Hydrangeas will thrive in well drained soils where they receive (preferably) morning sun and afternoon shade. They don’t like to be planted under trees where the roots compete for moisture. All of this explains why my 10 year old is so scrawny and why I should move it. This year.
It’s best to plant new hydrangeas in spring or fall, but if you are transplanting one, wait until it is dormant. They like a fair amount of moisture and are not shy in telling you when they are thirsty. They simply go limp when they are not getting enough to drink.
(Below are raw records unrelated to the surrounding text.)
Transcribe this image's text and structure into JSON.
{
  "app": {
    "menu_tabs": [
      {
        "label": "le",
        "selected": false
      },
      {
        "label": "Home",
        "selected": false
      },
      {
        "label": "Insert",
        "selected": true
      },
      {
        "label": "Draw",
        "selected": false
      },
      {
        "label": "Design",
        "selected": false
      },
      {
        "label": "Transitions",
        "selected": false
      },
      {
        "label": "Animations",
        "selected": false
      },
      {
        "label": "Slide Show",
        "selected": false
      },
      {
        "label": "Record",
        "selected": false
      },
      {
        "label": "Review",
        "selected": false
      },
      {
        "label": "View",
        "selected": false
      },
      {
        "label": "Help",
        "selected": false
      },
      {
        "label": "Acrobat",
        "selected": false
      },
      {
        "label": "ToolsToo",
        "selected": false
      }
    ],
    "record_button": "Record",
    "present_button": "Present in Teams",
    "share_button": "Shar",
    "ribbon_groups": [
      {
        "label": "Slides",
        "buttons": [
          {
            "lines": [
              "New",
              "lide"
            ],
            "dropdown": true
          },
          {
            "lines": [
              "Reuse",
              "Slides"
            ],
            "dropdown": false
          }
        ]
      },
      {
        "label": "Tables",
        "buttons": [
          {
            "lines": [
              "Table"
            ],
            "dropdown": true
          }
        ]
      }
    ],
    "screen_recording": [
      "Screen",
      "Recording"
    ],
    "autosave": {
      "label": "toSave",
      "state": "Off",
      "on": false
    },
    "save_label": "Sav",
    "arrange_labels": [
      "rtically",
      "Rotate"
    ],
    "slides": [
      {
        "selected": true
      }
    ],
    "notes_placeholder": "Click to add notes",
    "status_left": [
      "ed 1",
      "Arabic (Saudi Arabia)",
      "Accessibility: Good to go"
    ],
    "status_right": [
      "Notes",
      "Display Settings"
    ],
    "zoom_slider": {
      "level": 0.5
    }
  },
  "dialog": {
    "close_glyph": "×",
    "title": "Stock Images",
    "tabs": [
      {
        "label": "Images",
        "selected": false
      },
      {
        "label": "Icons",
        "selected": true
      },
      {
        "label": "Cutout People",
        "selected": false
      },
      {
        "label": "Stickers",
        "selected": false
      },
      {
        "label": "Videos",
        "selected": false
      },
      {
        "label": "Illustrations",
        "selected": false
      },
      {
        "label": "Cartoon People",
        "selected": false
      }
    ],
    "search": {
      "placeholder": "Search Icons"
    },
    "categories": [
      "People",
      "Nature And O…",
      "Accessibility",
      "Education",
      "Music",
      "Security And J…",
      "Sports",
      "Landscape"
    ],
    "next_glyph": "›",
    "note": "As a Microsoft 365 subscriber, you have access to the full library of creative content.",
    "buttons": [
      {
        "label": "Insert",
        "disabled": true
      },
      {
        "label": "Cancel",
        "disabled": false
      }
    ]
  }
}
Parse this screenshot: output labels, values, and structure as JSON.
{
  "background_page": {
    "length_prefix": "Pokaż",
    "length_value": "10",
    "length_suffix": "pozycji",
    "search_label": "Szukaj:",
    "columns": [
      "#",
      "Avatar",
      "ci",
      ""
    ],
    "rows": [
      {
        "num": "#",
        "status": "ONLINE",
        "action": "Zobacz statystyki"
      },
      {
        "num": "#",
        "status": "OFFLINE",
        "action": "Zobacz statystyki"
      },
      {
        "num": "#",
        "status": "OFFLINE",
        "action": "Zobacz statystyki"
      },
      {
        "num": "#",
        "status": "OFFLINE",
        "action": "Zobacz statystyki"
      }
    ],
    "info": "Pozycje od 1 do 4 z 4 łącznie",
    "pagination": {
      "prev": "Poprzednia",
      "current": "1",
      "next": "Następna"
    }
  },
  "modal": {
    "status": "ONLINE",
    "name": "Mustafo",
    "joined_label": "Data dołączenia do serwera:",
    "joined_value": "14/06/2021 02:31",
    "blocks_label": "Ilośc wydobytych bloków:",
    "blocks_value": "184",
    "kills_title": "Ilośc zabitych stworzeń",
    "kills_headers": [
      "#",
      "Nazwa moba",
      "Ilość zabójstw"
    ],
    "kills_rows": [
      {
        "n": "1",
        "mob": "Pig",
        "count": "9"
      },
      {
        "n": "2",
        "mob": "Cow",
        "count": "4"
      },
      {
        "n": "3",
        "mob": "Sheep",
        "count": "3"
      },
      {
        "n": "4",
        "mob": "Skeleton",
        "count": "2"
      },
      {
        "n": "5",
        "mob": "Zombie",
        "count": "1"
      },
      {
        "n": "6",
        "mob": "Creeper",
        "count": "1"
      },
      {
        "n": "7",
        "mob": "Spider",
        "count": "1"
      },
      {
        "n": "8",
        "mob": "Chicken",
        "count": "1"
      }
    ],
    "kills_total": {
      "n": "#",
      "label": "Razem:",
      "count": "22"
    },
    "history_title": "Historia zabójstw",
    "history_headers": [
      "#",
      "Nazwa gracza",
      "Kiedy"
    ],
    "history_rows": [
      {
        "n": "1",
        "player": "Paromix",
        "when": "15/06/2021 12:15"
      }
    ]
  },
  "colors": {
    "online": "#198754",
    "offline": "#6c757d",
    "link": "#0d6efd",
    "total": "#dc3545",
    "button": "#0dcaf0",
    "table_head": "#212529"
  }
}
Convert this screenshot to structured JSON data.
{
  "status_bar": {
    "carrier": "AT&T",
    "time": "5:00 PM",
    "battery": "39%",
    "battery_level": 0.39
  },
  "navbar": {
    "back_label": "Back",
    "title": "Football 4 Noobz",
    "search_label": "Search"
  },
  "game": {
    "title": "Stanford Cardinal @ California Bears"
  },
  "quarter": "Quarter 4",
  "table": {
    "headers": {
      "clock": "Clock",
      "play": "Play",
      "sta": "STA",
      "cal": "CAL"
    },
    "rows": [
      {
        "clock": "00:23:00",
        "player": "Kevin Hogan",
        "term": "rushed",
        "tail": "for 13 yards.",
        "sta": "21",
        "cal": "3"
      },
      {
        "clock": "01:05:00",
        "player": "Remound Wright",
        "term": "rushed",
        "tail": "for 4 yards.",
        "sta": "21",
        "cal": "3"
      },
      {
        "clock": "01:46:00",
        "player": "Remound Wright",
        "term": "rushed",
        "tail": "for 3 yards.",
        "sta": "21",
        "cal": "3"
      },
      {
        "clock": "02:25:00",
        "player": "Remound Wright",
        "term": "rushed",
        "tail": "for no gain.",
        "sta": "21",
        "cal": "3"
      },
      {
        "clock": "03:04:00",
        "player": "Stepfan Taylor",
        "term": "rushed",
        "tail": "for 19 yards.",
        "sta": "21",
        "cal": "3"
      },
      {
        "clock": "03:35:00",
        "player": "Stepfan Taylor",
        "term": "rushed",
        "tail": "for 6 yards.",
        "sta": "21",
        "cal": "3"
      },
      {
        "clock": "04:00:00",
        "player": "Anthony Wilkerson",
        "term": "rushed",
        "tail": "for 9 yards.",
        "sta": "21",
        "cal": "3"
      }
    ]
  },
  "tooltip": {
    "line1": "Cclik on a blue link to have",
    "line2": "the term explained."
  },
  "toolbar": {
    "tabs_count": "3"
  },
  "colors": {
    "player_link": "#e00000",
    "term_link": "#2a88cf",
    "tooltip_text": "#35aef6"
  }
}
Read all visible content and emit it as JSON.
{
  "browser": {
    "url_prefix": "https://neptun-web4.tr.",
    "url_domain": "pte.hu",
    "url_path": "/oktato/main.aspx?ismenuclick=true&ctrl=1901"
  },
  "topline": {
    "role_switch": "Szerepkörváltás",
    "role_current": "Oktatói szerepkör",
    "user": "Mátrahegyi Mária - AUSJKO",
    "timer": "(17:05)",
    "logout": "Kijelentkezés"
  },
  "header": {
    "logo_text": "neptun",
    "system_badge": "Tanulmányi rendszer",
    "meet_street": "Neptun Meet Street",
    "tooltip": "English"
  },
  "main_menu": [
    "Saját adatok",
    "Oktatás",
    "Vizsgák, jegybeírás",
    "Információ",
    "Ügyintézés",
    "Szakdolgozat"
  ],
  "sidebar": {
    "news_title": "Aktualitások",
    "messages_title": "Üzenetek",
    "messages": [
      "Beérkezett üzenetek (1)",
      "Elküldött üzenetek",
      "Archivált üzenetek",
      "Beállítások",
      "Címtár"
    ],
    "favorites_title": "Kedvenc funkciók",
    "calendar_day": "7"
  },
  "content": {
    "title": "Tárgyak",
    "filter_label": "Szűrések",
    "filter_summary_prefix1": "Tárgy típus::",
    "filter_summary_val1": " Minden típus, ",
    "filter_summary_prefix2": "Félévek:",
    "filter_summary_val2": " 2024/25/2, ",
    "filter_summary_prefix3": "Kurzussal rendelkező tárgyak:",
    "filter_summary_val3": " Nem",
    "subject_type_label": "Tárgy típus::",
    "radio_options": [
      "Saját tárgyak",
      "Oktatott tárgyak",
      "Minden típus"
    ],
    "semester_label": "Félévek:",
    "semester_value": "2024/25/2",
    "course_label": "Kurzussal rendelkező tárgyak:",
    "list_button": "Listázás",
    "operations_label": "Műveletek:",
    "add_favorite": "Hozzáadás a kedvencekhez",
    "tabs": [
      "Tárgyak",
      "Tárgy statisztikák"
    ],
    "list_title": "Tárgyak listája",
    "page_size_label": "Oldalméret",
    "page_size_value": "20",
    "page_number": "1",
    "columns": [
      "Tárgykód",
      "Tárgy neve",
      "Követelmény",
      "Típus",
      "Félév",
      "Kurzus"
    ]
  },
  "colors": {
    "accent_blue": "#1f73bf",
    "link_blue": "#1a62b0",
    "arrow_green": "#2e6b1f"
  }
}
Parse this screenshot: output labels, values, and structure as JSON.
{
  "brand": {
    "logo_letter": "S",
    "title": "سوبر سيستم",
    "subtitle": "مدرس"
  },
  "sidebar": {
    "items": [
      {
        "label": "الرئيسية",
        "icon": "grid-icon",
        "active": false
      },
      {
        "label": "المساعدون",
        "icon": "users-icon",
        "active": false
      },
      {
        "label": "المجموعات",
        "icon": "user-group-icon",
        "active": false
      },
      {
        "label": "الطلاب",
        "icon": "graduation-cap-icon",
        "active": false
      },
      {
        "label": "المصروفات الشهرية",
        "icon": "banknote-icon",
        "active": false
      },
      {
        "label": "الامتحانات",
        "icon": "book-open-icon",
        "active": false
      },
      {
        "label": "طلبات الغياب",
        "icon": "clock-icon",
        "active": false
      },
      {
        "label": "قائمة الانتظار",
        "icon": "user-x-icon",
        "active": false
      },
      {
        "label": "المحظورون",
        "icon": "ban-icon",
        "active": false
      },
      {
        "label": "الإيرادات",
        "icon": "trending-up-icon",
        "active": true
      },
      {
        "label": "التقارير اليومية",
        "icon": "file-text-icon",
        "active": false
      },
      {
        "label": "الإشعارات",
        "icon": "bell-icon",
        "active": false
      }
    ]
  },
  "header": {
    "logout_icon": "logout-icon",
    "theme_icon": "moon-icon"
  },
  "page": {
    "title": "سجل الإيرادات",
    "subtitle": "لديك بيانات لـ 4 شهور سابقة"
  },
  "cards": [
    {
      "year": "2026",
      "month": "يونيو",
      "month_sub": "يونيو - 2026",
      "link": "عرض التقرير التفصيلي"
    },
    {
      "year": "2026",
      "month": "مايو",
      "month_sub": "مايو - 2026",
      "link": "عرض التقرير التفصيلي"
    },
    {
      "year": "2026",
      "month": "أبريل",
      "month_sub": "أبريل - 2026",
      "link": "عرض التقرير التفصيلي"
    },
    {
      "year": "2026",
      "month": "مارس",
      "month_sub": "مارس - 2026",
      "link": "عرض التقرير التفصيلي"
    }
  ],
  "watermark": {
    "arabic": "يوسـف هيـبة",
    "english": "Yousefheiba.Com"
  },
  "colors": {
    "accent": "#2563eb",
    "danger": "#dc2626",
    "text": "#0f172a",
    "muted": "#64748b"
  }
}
It is true that you can change the color of a hydrangea blossom by changing the soil. It is also true that it’s not particularly easy to do it. Judith King, on her excellent website HydrangeasHydrangeas.com, says that the keyis aluminum. If you want a pink bloom, you need to take aluminum OUT of the soil. If you want a blue one, you want aluminum IN the soil. Plants take up aluminum best at a low PH so altering the acidity of the soil is also necessary. Judith suggests that if you’re determined to change a blossom color that perhaps the easiest way to do this is to grow it in a pot where you have more control over the composition and acidity of the soil. One more word about changing blossom colors – a white hydrangea will always be a white hydrangea.
Bringing hydrangea blossoms inside is easy – just cut, put in a vase full of water and enjoy, at least for a day or two before they begin to wilt. Although there are many different suggestions for drying hydrangea blossoms, the only one that works unfailingly, is to wait until they begin to dry, then cut and arrange. Once they feel crisp to the touch, you can pick them and put them in a vase – and you don’t even need water! They will last a very long time before turning brown if you pick them just at the right time.
Every winter, when hydrangea leaves drop and leave bare branches, I promise myself that I will plant more azaleas instead of more hydrangeas. But every June, when those balls of incomparably beautiful blue, pink and purple begin to bloom, I know that my love affair with hydrangeas will continue. Even for that scrawny little ten year old.